Thank you for your thanks! Yes, this material is a lot of work, but quite satisfying when things come together. I also hope to make things a bit easier for the next generation with the Dictionary etc. that I write with Andrew and our complete source corpus.

Viewing BL 4 on our Munich server works fine here. Maybe it has to do with the browser you use? READ at this point is only tested against Firefox, but also works in Chrome by and large. This is not ideal, obviously, since many web users on Windows and MacOS have other browsers, and will be addressed when we have time. My main focus right now though is working on TEI support with Steve, so we can use READ in combination with other software and reduce the idiosyncracies of its data model.

Or maybe it is a memory issue. I use one single, very large image in my presentation of BL 4, where the other texts (by Andrea) are subdivided into sections.
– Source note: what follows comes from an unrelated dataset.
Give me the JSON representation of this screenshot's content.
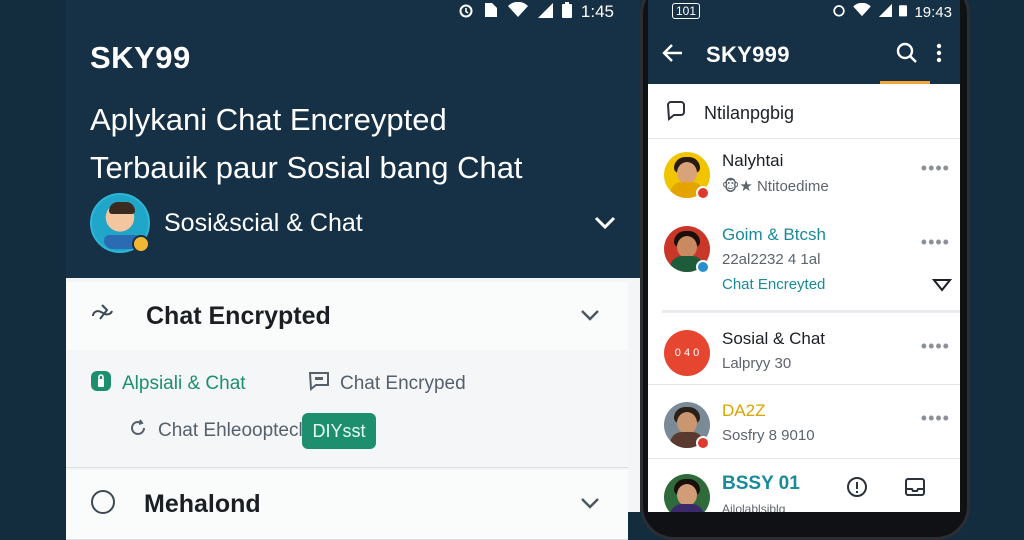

Concerning links to articles in Andrew’s and my Dictionary, this is on the radar, and I am also trying to coordinate this with colleagues here in Germany who maintain other relevant dictionary collections. We had a way already to refer to articles in our Dictionary of Gāndhārī, but it is currently broken and on the list of things to fix.

Also keep in mind, however, that even after sixteen years of work, Andrew’s and my Dictionary is still very much work in progress. We do not even guarantee that the spelling of headwords will not change (since we use an artificially standardized orthography for those that I am still refining). The safest way to refer to a word for now might be to use its actual spelling in a given text (which is searchable in our Dictionary, as I explain in the Preface).

sujato · February 8, 2018, 2:23am

Oh, absolutely, these kind of resources remain useful for a long time.

Just to confirm, Firefox does indeed work fine. The crash occurs using Chrome 64 on Ubuntu. I agree, it seems to have something to do with the large image loading; it seems to churn, get slow, and then freeze.

Excellent, thanks.

I understand. In dictionary work, as in the Dhamma, there is gradual practice, gradual progress with no sudden penetration to final truth!